Dalam sebuah dokumen yang dirilis oleh ISIS, kelompok tersebut menyatakan bahwa “pakta perlindungan” atau “Aqed al-Thima” telah dikoordinasikan dan dicapai dalam pertemuan Kamis lalu dengan 20 pemimpin Kristen dari provinsi utara Raqqa. .
Keaslian dokumen setebal dua halaman tersebut, yang beredar online minggu ini, belum diverifikasi secara independen, namun dapat menimbulkan kekhawatiran di kalangan populasi minoritas Kristen Suriah bahwa mereka menjadi sasaran kelompok ekstremis yang berupaya menggulingkan Presiden Bashar Assad.
“Ini menggarisbawahi fakta bahwa sebagai seorang Kristen Anda mempunyai pilihan antara bergabung dengan seorang diktator atau pemberontak,” kata Jordan Sekulow, direktur eksekutif Pusat Hukum dan Keadilan Amerika, yang mengadvokasi umat Kristen di Amerika dan Amerika Serikat. . Timur Tengah, kepada FoxNews.com. “Jika Perang Saudara berakhir, apa yang bisa menghentikan mereka dari ancaman ekstremis?”
“Ini adalah pilihan sulit yang mereka (umat Kristen di Suriah) hadapi – mencoba untuk bertahan hidup atau kehilangan iman dan mati atau berpihak pada diktator yang kejahatannya telah membuat dunia jijik?”
Kelompok minoritas di Suriah, sebagian besar beragama Kristen, memihak Assad atau tetap netral dalam perang saudara yang telah berlangsung selama tiga tahun. Beberapa pihak mengkhawatirkan nasib mereka jika para pemberontak, yang semakin didominasi oleh kelompok ekstremis Islam, mengambil alih kekuasaan dan beberapa lainnya berhenti mendukung Assad sama sekali.
Berdasarkan doktrin Syariah Islam yang ketat, non-Muslim yang hidup di bawah kedaulatan mereka harus membayar pajak khusus – yang dikenal sebagai “Jizja” – sebagai imbalan atas perlindungan penguasa, atau “Thima.”
Dokumen tersebut menyatakan bahwa pajak tersebut dapat dibayar dalam dua kali angsuran tahunan oleh semua orang Kristen yang “dewasa”.
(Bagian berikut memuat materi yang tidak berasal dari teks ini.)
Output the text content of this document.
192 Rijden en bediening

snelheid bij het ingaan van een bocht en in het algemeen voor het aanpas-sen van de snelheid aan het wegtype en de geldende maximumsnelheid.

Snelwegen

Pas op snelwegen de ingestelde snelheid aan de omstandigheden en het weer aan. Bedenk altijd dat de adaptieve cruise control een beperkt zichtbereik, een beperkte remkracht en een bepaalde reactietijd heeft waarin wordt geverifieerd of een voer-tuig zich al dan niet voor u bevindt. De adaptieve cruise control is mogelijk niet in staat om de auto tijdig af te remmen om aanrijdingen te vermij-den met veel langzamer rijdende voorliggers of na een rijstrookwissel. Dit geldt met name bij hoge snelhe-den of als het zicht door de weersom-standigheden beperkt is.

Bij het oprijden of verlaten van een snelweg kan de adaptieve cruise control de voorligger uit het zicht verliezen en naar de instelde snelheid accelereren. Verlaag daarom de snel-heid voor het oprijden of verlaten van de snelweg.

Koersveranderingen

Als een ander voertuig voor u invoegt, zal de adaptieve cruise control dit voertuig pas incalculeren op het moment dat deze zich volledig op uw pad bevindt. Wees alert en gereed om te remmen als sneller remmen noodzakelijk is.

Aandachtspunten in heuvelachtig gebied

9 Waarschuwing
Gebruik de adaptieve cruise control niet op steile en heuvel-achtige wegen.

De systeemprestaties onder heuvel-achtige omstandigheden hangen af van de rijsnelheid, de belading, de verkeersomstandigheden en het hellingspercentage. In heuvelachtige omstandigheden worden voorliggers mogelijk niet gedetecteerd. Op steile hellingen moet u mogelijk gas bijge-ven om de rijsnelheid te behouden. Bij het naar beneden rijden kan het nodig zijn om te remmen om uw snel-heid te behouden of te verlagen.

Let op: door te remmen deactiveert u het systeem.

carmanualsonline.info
Jumlahnya ditetapkan pada “empat dinar emas”, masing-masing bernilai 4,25 gram (0,15 ons). Dikatakan bahwa kelas menengah akan membayar setengah dari jumlah kelas kaya, sedangkan kelas miskin hanya akan membayar “satu dinar emas”.
Selain kesepakatan mengenai pembayaran untuk perlindungan, para pemimpin Kristen di Raqqa dilaporkan setuju untuk tidak melakukan renovasi gereja atau biara di Raqqa, untuk menahan semua simbol agama, seperti menampilkan salib di depan umum atau menggunakan pengeras suara dalam doa, untuk mematuhi ” aturan berpakaian yang sopan dan tidak menjual daging babi dan alkohol serta meminumnya di depan umum.
“Jika mereka mematuhi persyaratan ini, mereka akan dekat dengan Tuhan dan menerima perlindungan dari Muhammad, nabinya,” kata dokumen tersebut.
Umat Kristen dan kelompok hak asasi manusia sama-sama menuduh kelompok radikal di antara pemberontak menganiaya warga dan menghancurkan gereja setelah merebut kota-kota Kristen.
Militan yang memiliki hubungan dengan Al Qaeda menguasai Raqqa pada bulan Maret lalu, membakar gereja-gereja sebelum merobohkan salib dan menggantinya dengan spanduk Islam hitam milik kelompok tersebut.
Dua belas biarawati, dua uskup dan seorang pendeta juga diculik oleh ekstremis Islam.
Sebelum pengambilalihan Islam, provinsi Raqqa mencakup sekitar 10 persen wilayahnya, dengan populasi setengah juta jiwa.
Associated Press berkontribusi melaporkan cerita ini.